Przeglądasz 7 wpisów - od 1 do 7 (z 7)
  • Autor
    Wpisy
  • niewyrafinowany
    Uczestnik
      Liczba postów: 9

      Cześć,

      Niedawno skończyłem program 12 kroków, który trwał ponad 1,5 roku. Powiem szczerze, że przez ten czas wiele przepracowałem, wiele rzeczy uporządkowałem w relacjach rodzinnych, nauczyłem się patrzeć na swoje życie szczerym okiem, sporo destrukcyjnych mechanizmów mimowolnie odeszło, a i świadom jestem, że jeszcze jest sporo pracy nad sobą. Ten okres był wielką „sinosuidą” w moim życiu – raz lepiej, raz gorzej.
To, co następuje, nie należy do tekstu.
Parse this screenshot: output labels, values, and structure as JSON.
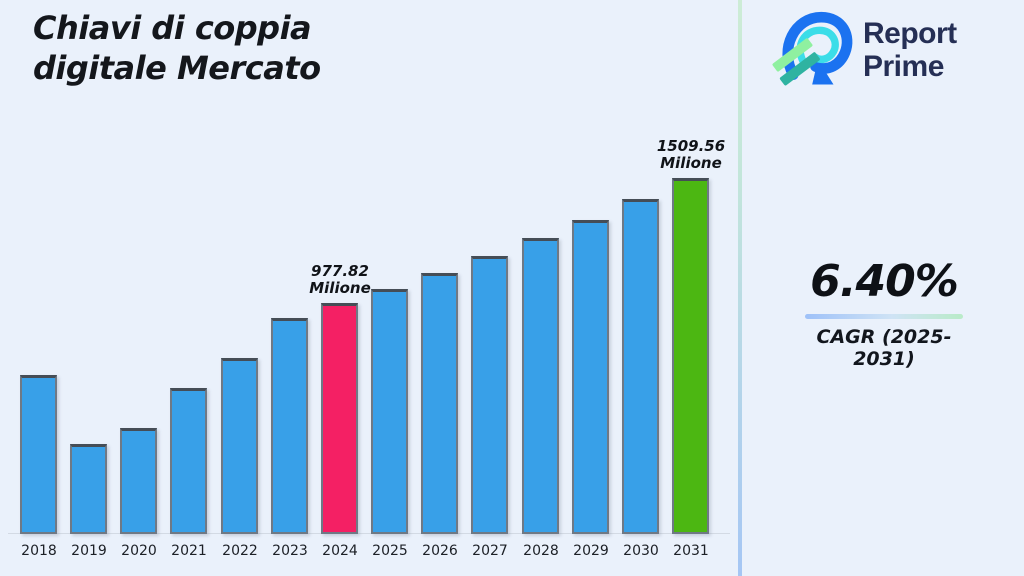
{
  "title": {
    "line1": "Chiavi di coppia",
    "line2": "digitale Mercato"
  },
  "logo": {
    "name": "Report Prime",
    "line1": "Report",
    "line2": "Prime",
    "colors": {
      "blue": "#1b72f0",
      "cyan": "#3bdde8",
      "light_green": "#8ff0a0",
      "teal": "#2fb3a1",
      "text_navy": "#252f55"
    }
  },
  "cagr": {
    "value": "6.40%",
    "label": "CAGR (2025-2031)"
  },
  "theme": {
    "background": "#eaf1fb",
    "divider_top_color": "#cdecd6",
    "divider_bottom_color": "#a5c6f4",
    "underline_gradient": [
      "#9ec1f8",
      "#b9ebc8"
    ]
  },
  "chart_data": {
    "type": "bar",
    "title": "Chiavi di coppia digitale Mercato",
    "xlabel": "",
    "ylabel": "",
    "unit": "Milione",
    "ylim": [
      0,
      1600
    ],
    "grid": false,
    "categories": [
      "2018",
      "2019",
      "2020",
      "2021",
      "2022",
      "2023",
      "2024",
      "2025",
      "2026",
      "2027",
      "2028",
      "2029",
      "2030",
      "2031"
    ],
    "values": [
      675,
      380,
      450,
      620,
      745,
      915,
      977.82,
      1040.3,
      1106.9,
      1177.7,
      1253.1,
      1333.3,
      1418.6,
      1509.56
    ],
    "annotations": [
      {
        "category": "2024",
        "line1": "977.82",
        "line2": "Milione"
      },
      {
        "category": "2031",
        "line1": "1509.56",
        "line2": "Milione"
      }
    ],
    "colors": {
      "default": "#38a0e8",
      "highlights": {
        "2024": "#f42064",
        "2031": "#4cb712"
      }
    }
  }
}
Sporo radości jak i smutku. Gdy już myślałem, że jestem na dobrej drodze, zadowolony, że ukończyłem program nagle upadłem – znów. 1 krok mówi  mi o przyznaniu się do swojej bezsilności, a ja wciąż czuję taką bezsilność. Zacząłem znów palić papierosy, tęsknić za „starymi czasami”, gdy z kolegami nieraz imprezowałem, ostatnio nawet miałem takie silne napięcie seksualne, że aż nie mogłem się powstrzymać od masturbacji. Zacząłem szukać początku tych zachowań i poprzez rachunek sumienia doszedłem do wniosku, że ja po prostu bardzo mocno czuję się samotny, niezdolny do utworzenia związku. Nie potrafię pokochać kobiety, a bardzo bym tego chciał. Wiele relacji, w których dążyłem do czegoś więcej po prostu upadło. Jest to tak silne pragnienie, że nie mogę normalnie egzystować. Postanowiłem, że muszę zainwestować czas w jakąś pasję – może jakieś sztuki walki czy po prostu jakiś treningi.

      Jak myślicie, czy takie zachowania po przepracowanych krokach jest czymś normalnym? Pozdrawiam

      Jakubek
      Uczestnik
        Liczba postów: 931

        A nie jest tak, że Program robimy przez całe życie?

        Chyba po 12 kroku nie przychodzi na świat jakiś Superman. Upadki są nieuniknione. Trzeba je traktować jako okazję do zidentyfikowania, w którym Kroku coś pominęliśmy i mamy jeszcze do zrobienia.

        Dla mnie ogromną wskazówką było świadectwo z Żółtej Książki DDA. Miałem spory kłopot z 4 Krokiem. Wydawało mi się, że inwentura moich wad i błędów musi być sporządzona perfekcyjnie. Dążenie do perfekcji stanowiło zarazem blokadę, robię 4 krok już od roku. I wtedy przeczytałem świadectwo jakiegoś zdrowiejącego, ono było olśnieniem.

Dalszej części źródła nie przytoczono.